Congress and the California legislature have both passed laws trying to address these issues by increasing protections for women like Kira. Last fall, state Attorney General Rob Bonta launched an inquiry into California hospital systems’ health care algorithms, part of an investigation into whether software systems driving decisions about patient care may be harming Black patients. 

But more action is needed. Our new study — which included interviews with more than a dozen experts in patient safety and equity — found many health care facilities still do not have a culture where staff feel comfortable speaking up about patient harms, particularly those rooted in racism. Black nurses and Latinx clinicians say they fear backlash when calling out unsafe conditions. Kira Johnson’s family has made this same case against the hospital, quoting a surgical technologist working the night she died who said she often says “an extra prayer” for Black patients who come into the operating room out of fear they won’t receive proper care. 

As a first step, health systems must acknowledge racism’s role in patient harm and medical errors. That starts with more systematically collecting race, ethnicity and other data on both patient health and patient safety — which, incredibly, is not required today.

The Attorney General’s investigation may help raise awareness about implicit bias in health data systems. But the state needs to hold health system leaders accountable for fixing these issues. Policymakers should move forward on their own initiative to require public reporting of health outcomes and patient safety by race. 

Health system leaders also need to create a culture committed to dismantling racism, where staff can speak freely when patients aren’t getting equitable care. This begins with a diverse leadership team and workforce — buttressed by structures that ensure diverse voices are heard and respected. 

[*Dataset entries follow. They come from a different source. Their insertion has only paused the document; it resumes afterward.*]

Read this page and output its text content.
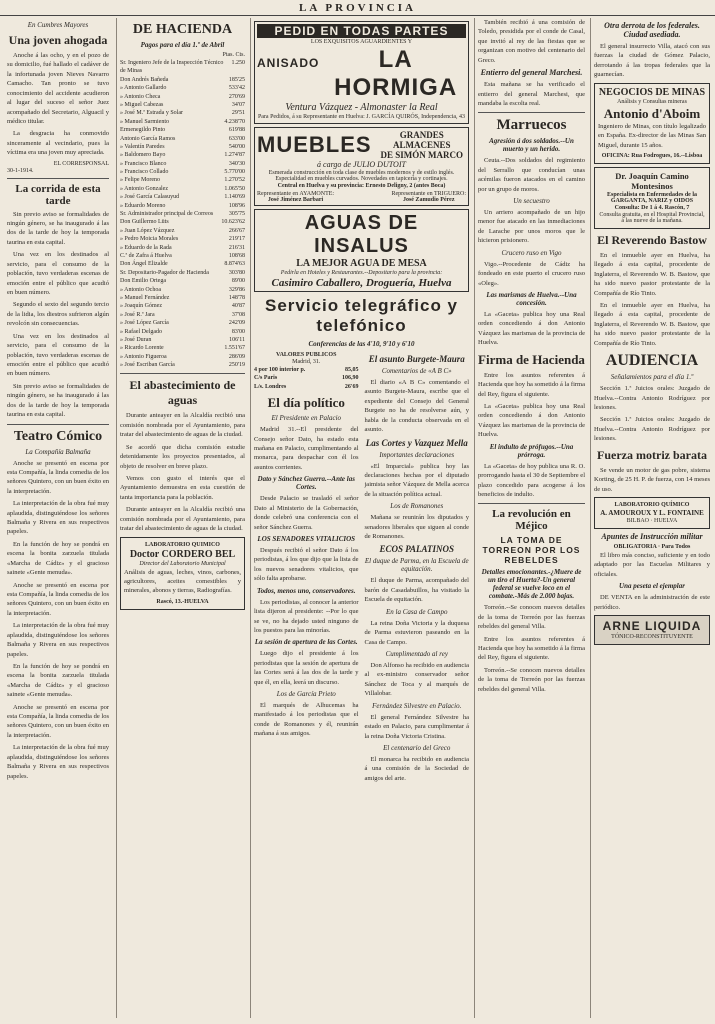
LA PROVINCIA
En Cumbres Mayores
Una joven ahogada
Anoche á las ocho, y en el pozo de su domicilio, fué hallado el cadáver de la infortunada joven Nieves Navarro Camacho. Tan pronto se tuvo conocimiento del accidente acudieron al lugar del suceso el señor Juez acompañado del Secretario, Alguacil y médico titular.
La desgracia ha conmovido sinceramente al vecindario, pues la víctima era una joven muy apreciada.
EL CORRESPONSAL
30-1-1914.
La corrida de esta tarde
Sin previo aviso se formalidades de ningún género, se ha inaugurado á las dos de la tarde de hoy la temporada taurina en esta capital.
Una vez en los destinados al servicio, para el consumo de la población, tuvo verdaderas escenas de emoción entre el público que acudió en buen número.
Segundo el sexto del segundo tercio de la lidia, los diestros sufrieron algún revolcón sin consecuencias.
Una vez en los destinados al servicio, para el consumo de la población, tuvo verdaderas escenas de emoción entre el público que acudió en buen número.
Sin previo aviso se formalidades de ningún género, se ha inaugurado á las dos de la tarde de hoy la temporada taurina en esta capital.
Teatro Cómico
La Compañía Balmaña
Anoche se presentó en escena por esta Compañía, la linda comedia de los señores Quintero, con un buen éxito en la interpretación.
La interpretación de la obra fué muy aplaudida, distinguiéndose los señores Balmaña y Rivera en sus respectivos papeles.
En la función de hoy se pondrá en escena la bonita zarzuela titulada «Marcha de Cádiz» y el gracioso sainete «Gente menuda».
Anoche se presentó en escena por esta Compañía, la linda comedia de los señores Quintero, con un buen éxito en la interpretación.
La interpretación de la obra fué muy aplaudida, distinguiéndose los señores Balmaña y Rivera en sus respectivos papeles.
En la función de hoy se pondrá en escena la bonita zarzuela titulada «Marcha de Cádiz» y el gracioso sainete «Gente menuda».
Anoche se presentó en escena por esta Compañía, la linda comedia de los señores Quintero, con un buen éxito en la interpretación.
La interpretación de la obra fué muy aplaudida, distinguiéndose los señores Balmaña y Rivera en sus respectivos papeles.
DE HACIENDA
Pagos para el día 1.º de Abril
Ptas. Cts.
Sr. Ingeniero Jefe de la Inspección Técnico de Minas
1.250
Don Andrés Bañeda	185'25
» Antonio Gallardo	533'42
» Antonio Checa	270'69
» Miguel Cabezas	34'07
» José M.ª Estrada y Solar	29'51
» Manuel Sarmiento	4.238'70
Ermenegildo Pinto	619'88
Antonio García Ramos	633'00
» Valentín Paredes	540'00
» Baldomero Bayo	1.274'87
» Francisco Blanco	340'30
» Francisco Collado	5.770'00
» Felipe Moreno	1.270'52
» Antonio Gonzalez	1.065'50
» José García Calasuyud	1.140'69
» Eduardo Moreno	108'96
Sr. Administrador principal de Correos	305'75
Don Guillermo Lüts	10.623'62
» Juan López Vázquez	266'67
» Pedro Moicia Morales	219'17
» Eduardo de la Rada	216'31
C.ª de Zafra á Huelva	108'68
Don Ángel Elizalde	8.874'63
Sr. Depositario-Pagador de Hacienda	303'80
Don Emilio Ortega	89'00
» Antonio Ochoa	329'86
» Manuel Fernández	148'78
» Joaquín Gómez	40'87
» José R.ª Jara	37'08
» José López García	242'09
» Rafael Delgado	83'00
» José Duran	106'11
» Ricardo Lorente	1.551'67
» Antonio Figueroa	286'09
» José Escriban García	250'19
El abastecimiento de aguas
Durante anteayer en la Alcaldía recibió una comisión nombrada por el Ayuntamiento, para tratar del abastecimiento de aguas de la ciudad.
Se acordó que dicha comisión estudie detenidamente los proyectos presentados, al objeto de resolver en breve plazo.
Vemos con gusto el interés que el Ayuntamiento demuestra en esta cuestión de tanta importancia para la población.
Durante anteayer en la Alcaldía recibió una comisión nombrada por el Ayuntamiento, para tratar del abastecimiento de aguas de la ciudad.
LABORATORIO QUIMICO
Doctor CORDERO BEL
Director del Laboratorio Municipal
Análisis de aguas, leches, vinos, carbones, agricultores, aceites comestibles y minerales, abonos y tierras, Radiografías.
Rascó, 13.-HUELVA
PEDID EN TODAS PARTES
LOS EXQUISITOS AGUARDIENTES Y
ANISADO	LA HORMIGA
Ventura Vázquez - Almonaster la Real
Para Pedidos, á su Representante en Huelva: J. GARCÍA QUIRÓS, Independencia, 43
MUEBLES	GRANDES ALMACENES
DE SIMÓN MARCO
á cargo de JULIO DUTOIT
Esmerada construcción en toda clase de muebles modernos y de estilo inglés. Especialidad en muebles curvados. Novedades en tapicería y cortinajes.
Central en Huelva y su provincia: Ernesto Deligny, 2 (antes Boca)
Representante en AYAMONTE:
José Jiménez Barbari
Representante en TRIGUERO:
José Zamudio Pérez
AGUAS DE INSALUS
LA MEJOR AGUA DE MESA
Pedirla en Hoteles y Restaurantes.--Depositario para la provincia:
Casimiro Caballero, Droguería, Huelva
Servicio telegráfico y telefónico
Conferencias de las 4'10, 9'10 y 6'10
VALORES PUBLICOS
Madrid, 31.
4 por 100 interior p.	85,05
C/s Paris	106,90
L/s. Londres	26'69
El día político
El Presidente en Palacio
Madrid 31.--El presidente del Consejo señor Dato, ha estado esta mañana en Palacio, cumplimentando al monarca, para despachar con él los asuntos corrientes.
Dato y Sánchez Guerra.--Ante las Cortes.
Desde Palacio se trasladó el señor Dato al Ministerio de la Gobernación, donde celebró una conferencia con el señor Sánchez Guerra.
LOS SENADORES VITALICIOS
Después recibió el señor Dato á los periodistas, á los que dijo que la lista de los nuevos senadores vitalicios, que sólo falta aprobarse.
Todos, menos uno, conservadores.
Los periodistas, al conocer la anterior lista dijeron al presidente: --Por lo que se ve, no ha dejado usted ninguno de los puestos para las minorías.
La sesión de apertura de las Cortes.
Luego dijo el presidente á los periodistas que la sesión de apertura de las Cortes será á las dos de la tarde y que él, en ella, leerá un discurso.
Los de García Prieto
El marqués de Alhucemas ha manifestado á los periodistas que el conde de Romanones y él, reunirán mañana á sus amigos.
El asunto Burgete-Maura
Comentarios de «A B C»
El diario «A B C» comentando el asunto Burgete-Maura, escribe que el expediente del Consejo del General Burgete no ha de resolverse aún, y habla de la conducta observada en el asunto.
Las Cortes y Vazquez Mella
Importantes declaraciones
«El Imparcial» publica hoy las declaraciones hechas por el diputado jaimista señor Vázquez de Mella acerca de la situación política actual.
Los de Romanones
Mañana se reunirán los diputados y senadores liberales que siguen al conde de Romanones.
ECOS PALATINOS
El duque de Parma, en la Escuela de equitación.
El duque de Parma, acompañado del barón de Casadabuillos, ha visitado la Escuela de equitación.
En la Casa de Campo
La reina Doña Victoria y la duquesa de Parma estuvieron paseando en la Casa de Campo.
Cumplimentado al rey
Don Alfonso ha recibido en audiencia al ex-ministro conservador señor Sánchez de Toca y al marqués de Villalobar.
Fernández Silvestre en Palacio.
El general Fernández Silvestre ha estado en Palacio, para cumplimentar á la reina Doña Victoria Cristina.
El centenario del Greco
El monarca ha recibido en audiencia á una comisión de la Sociedad de amigos del arte.
También recibió á una comisión de Toledo, presidida por el conde de Casal, que invitó al rey de las fiestas que se organizan con motivo del centenario del Greco.
Entierro del general Marchesi.
Esta mañana se ha verificado el entierro del general Marchesi, que mandaba la escolta real.
Marruecos
Agresión á dos soldados.--Un muerto y un herido.
Ceuta.--Dos soldados del regimiento del Serrallo que conducían unas acémilas fueron atacados en el camino por un grupo de moros.
Un secuestro
Un arriero acompañado de un hijo menor fue atacado en las inmediaciones de Larache por unos moros que le hicieron prisionero.
Crucero ruso en Vigo
Vigo.--Procedente de Cádiz ha fondeado en este puerto el crucero ruso «Oleg».
Las marismas de Huelva.--Una concesión.
La «Gaceta» publica hoy una Real orden concediendo á don Antonio Vázquez las marismas de la provincia de Huelva.
Firma de Hacienda
Entre los asuntos referentes á Hacienda que hoy ha sometido á la firma del Rey, figura el siguiente.
La «Gaceta» publica hoy una Real orden concediendo á don Antonio Vázquez las marismas de la provincia de Huelva.
El indulto de prófugos.--Una prórroga.
La «Gaceta» de hoy publica una R. O. prorrogando hasta el 30 de Septiembre el plazo concedido para acogerse á los beneficios de indulto.
La revolución en Méjico
LA TOMA DE TORREON POR LOS REBELDES
Detalles emocionantes.-¿Muere de un tiro el Huerta?-Un general federal se vuelve loco en el combate.-Más de 2.000 bajas.
Torreón.--Se conocen nuevos detalles de la toma de Torreón por las fuerzas rebeldes del general Villa.
Entre los asuntos referentes á Hacienda que hoy ha sometido á la firma del Rey, figura el siguiente.
Torreón.--Se conocen nuevos detalles de la toma de Torreón por las fuerzas rebeldes del general Villa.
Otra derrota de los federales. Ciudad asediada.
El general insurrecto Villa, atacó con sus fuerzas la ciudad de Gómez Palacio, derrotando á las tropas federales que la guarnecían.
NEGOCIOS DE MINAS
Análisis y Consultas mineras
Antonio d'Aboim
Ingeniero de Minas, con título legalizado en España. Ex-director de las Minas San Miguel, durante 15 años.
OFICINA: Rua Fodrogues, 16.--Lisboa
Dr. Joaquín Camino Montesinos
Especialista en Enfermedades de la GARGANTA, NARIZ y OIDOS
Consulta: De 1 á 4. Rascón, 7
Consulta gratuita, en el Hospital Provincial, á las nueve de la mañana.
El Reverendo Bastow
En el inmueble ayer en Huelva, ha llegado á esta capital, procedente de Inglaterra, el Reverendo W. B. Bastow, que ha sido nuevo pastor protestante de la Compañía de Río Tinto.
En el inmueble ayer en Huelva, ha llegado á esta capital, procedente de Inglaterra, el Reverendo W. B. Bastow, que ha sido nuevo pastor protestante de la Compañía de Río Tinto.
AUDIENCIA
Señalamientos para el día 1.º
Sección 1.ª Juicios orales: Juzgado de Huelva.--Contra Antonio Rodríguez por lesiones.
Sección 1.ª Juicios orales: Juzgado de Huelva.--Contra Antonio Rodríguez por lesiones.
Fuerza motriz barata
Se vende un motor de gas pobre, sistema Korting, de 25 H. P. de fuerza, con 14 meses de uso.
LABORATORIO QUÍMICO
A. AMOUROUX Y L. FONTAINE
BILBAO · HUELVA
Apuntes de Instrucción militar
OBLIGATORIA · Para Todos
El libro más conciso, suficiente y en todo adaptado por las Escuelas Militares y oficiales.
Una peseta el ejemplar
DE VENTA en la administración de este periódico.
ARNE LIQUIDA
TÓNICO-RECONSTITUYENTE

This fall, California’s only historically Black college, Charles R. Drew University, will launch its own medical school with the aim of training doctors in cultural humility to improve care in underserved communities. Many of the state’s existing training programs share the same goal.

But it is not enough just to build a new workforce pipeline. Before the next generation of workers arrive, every hospital in California should be providing professional training to existing workers that incorporates antiracism training and education on disparities in patient safety. Hospitals, clinics and medical offices need to hire patient advocates who can help speak up when patients receive substandard care. 

Kira Johnson spent her last 10 hours after giving birth wondering why she was getting so cold, waiting for a test that never came, unaware of the massive internal bleeding that would kill her. Her family remains convinced things would have been different if she wasn’t Black. 

We may never know for sure. But we should know this: We have to do better.

Angela D. Thomas, who holds a doctorate in public health, is vice president of Healthcare Delivery Research at MedStar Health and an adjunct associate professor at Georgetown University.

Dr. Lucy B. Schulson is a practicing internist, assistant professor of medicine at Boston University, and an associate physician policy researcher at the nonprofit, nonpartisan RAND Corporation.